Using lift with beamed propulsion.

I was interested to read the discussion on this forum on beamed propulsion. I would be interested in getting some feedback on the feasibility of the idea proposed below.
It's based on the fact that lift for aircraft can be higher than the thrust for the craft, so why not use this to increase the acceleration produced by beamed propulsion?
There are a few points I'm uncertain about. First, I was assuming that the energy delivered to the craft would be much less than the amount emitted at transmission because of the distances of 100's to 1000's of kilometers. However, I take it after reading the Kare/Parkin paper most of the beam power will arrive at the vehicle because of focusing.
Still if you did reduce the distance by a factor of 10 and using the same transmitter, would the power arriving at the vehicle be increased by a factor of 100?
Secondly, how much acceleration are the laser and microwave systems expected to produce?
Thirdly, my analysis was only a preliminary one. The scenario is made more complicated by the fact the vehicle has to stay oriented to keep the velocity vector along the centerline of the vehicle.
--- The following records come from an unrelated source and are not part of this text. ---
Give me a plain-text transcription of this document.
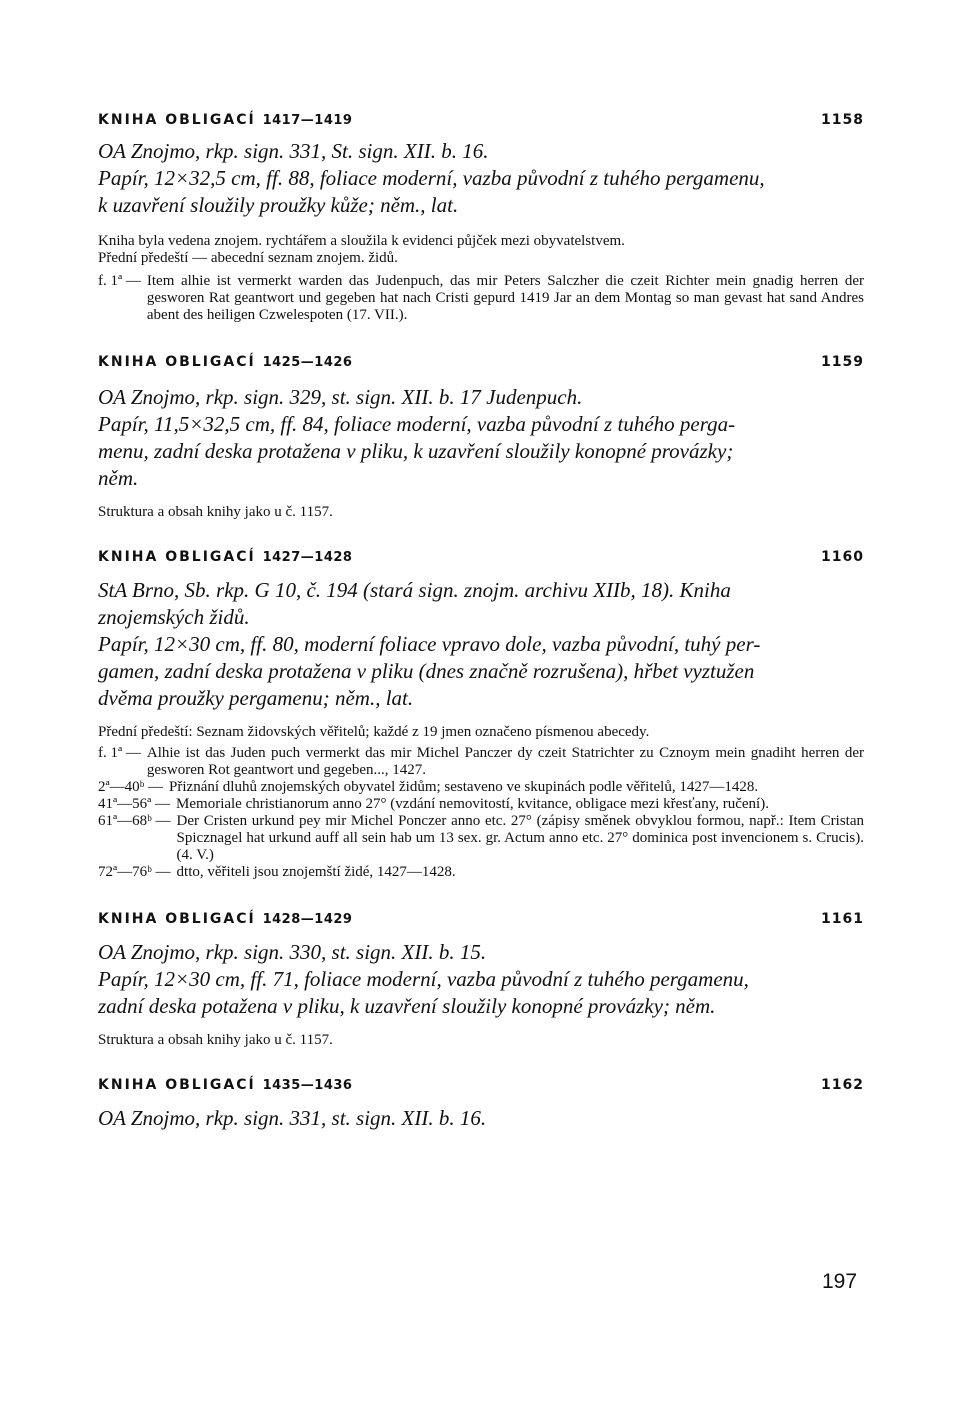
KNIHA OBLIGACÍ 1417—1419	1158

OA Znojmo, rkp. sign. 331, St. sign. XII. b. 16.

Papír, 12×32,5 cm, ff. 88, foliace moderní, vazba původní z tuhého pergamenu,

k uzavření sloužily proužky kůže; něm., lat.

Kniha byla vedena znojem. rychtářem a sloužila k evidenci půjček mezi obyvatelstvem.

Přední předeští — abecední seznam znojem. židů.

f. 1ª — Item alhie ist vermerkt warden das Judenpuch, das mir Peters Salczher die czeit Richter mein gnadig herren der gesworen Rat geantwort und gegeben hat nach Cristi gepurd 1419 Jar an dem Montag so man gevast hat sand Andres abent des heiligen Czwelespoten (17. VII.).
KNIHA OBLIGACÍ 1425—1426	1159

OA Znojmo, rkp. sign. 329, st. sign. XII. b. 17 Judenpuch.

Papír, 11,5×32,5 cm, ff. 84, foliace moderní, vazba původní z tuhého perga-

menu, zadní deska protažena v pliku, k uzavření sloužily konopné provázky;

něm.

Struktura a obsah knihy jako u č. 1157.

KNIHA OBLIGACÍ 1427—1428	1160

StA Brno, Sb. rkp. G 10, č. 194 (stará sign. znojm. archivu XIIb, 18). Kniha

znojemských židů.

Papír, 12×30 cm, ff. 80, moderní foliace vpravo dole, vazba původní, tuhý per-

gamen, zadní deska protažena v pliku (dnes značně rozrušena), hřbet vyztužen

dvěma proužky pergamenu; něm., lat.

Přední předeští: Seznam židovských věřitelů; každé z 19 jmen označeno písmenou abecedy.

f. 1ª — Alhie ist das Juden puch vermerkt das mir Michel Panczer dy czeit Statrichter zu Cznoym mein gnadiht herren der gesworen Rot geantwort und gegeben..., 1427.
2ª—40ᵇ — Přiznání dluhů znojemských obyvatel židům; sestaveno ve skupinách podle věřitelů, 1427—1428.
41ª—56ª — Memoriale christianorum anno 27° (vzdání nemovitostí, kvitance, obligace mezi křesťany, ručení).
61ª—68ᵇ — Der Cristen urkund pey mir Michel Ponczer anno etc. 27° (zápisy směnek obvyklou formou, např.: Item Cristan Spicznagel hat urkund auff all sein hab um 13 sex. gr. Actum anno etc. 27° dominica post invencionem s. Crucis). (4. V.)
72ª—76ᵇ — dtto, věřiteli jsou znojemští židé, 1427—1428.
KNIHA OBLIGACÍ 1428—1429	1161

OA Znojmo, rkp. sign. 330, st. sign. XII. b. 15.

Papír, 12×30 cm, ff. 71, foliace moderní, vazba původní z tuhého pergamenu,

zadní deska potažena v pliku, k uzavření sloužily konopné provázky; něm.

Struktura a obsah knihy jako u č. 1157.

KNIHA OBLIGACÍ 1435—1436	1162

OA Znojmo, rkp. sign. 331, st. sign. XII. b. 16.

197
Then we would have to determine if the control surfaces are sufficient to keep this orientation or would a portion of the beamed propulsion thrust be needed. Additionally the path would not be in a straight-line which would complicate the calculation of the thrust and lift directions.



- Bob Clark

==============================================
From: Robert Clark
Date: Fri, Jun 30 2006 6:17 pm
Email: "Robert Clark" <rgregorycl...@yahoo.com>
Groups: sci.astro, sci.space.policy, sci.physics
Subject: Re: Using lift to increase speeds

William.M...@gmail.com wrote:
> Orbital speed is where centripetal force equals gravity force and is
> given by;

> v = sqrt(GMe/r)

> Which can be derived from the following three equations;

> F = G*m*Me/r^2 - gravitational force
> a = v^2/r - centripetal acceleration
> F = ma - relating mass and acceleration

> a = F/m = GMe/r^2 - gravitational acceleration
> a = v^2/r - centripetal acceleration

> Setting the two accelerations equal

> v^2/r = GMe/r^2
> v^2 = GMe/r
> v = sqrt(GMe/r)

> If we increase velocity by 41.4% we double the centripetal
> acceleration, which means that if we were to fly an aircraft at Mach 33
> we'd need wings to hold it in the atmosphere! Since wings lift
> aircraft all the time against gravity, it seems reasonable to believe
> that wings could hold an aircraft down. Everything would seem quite
> normal to the occupants, except down would be up to them, and the lift
> would be directed toward the Earth's center.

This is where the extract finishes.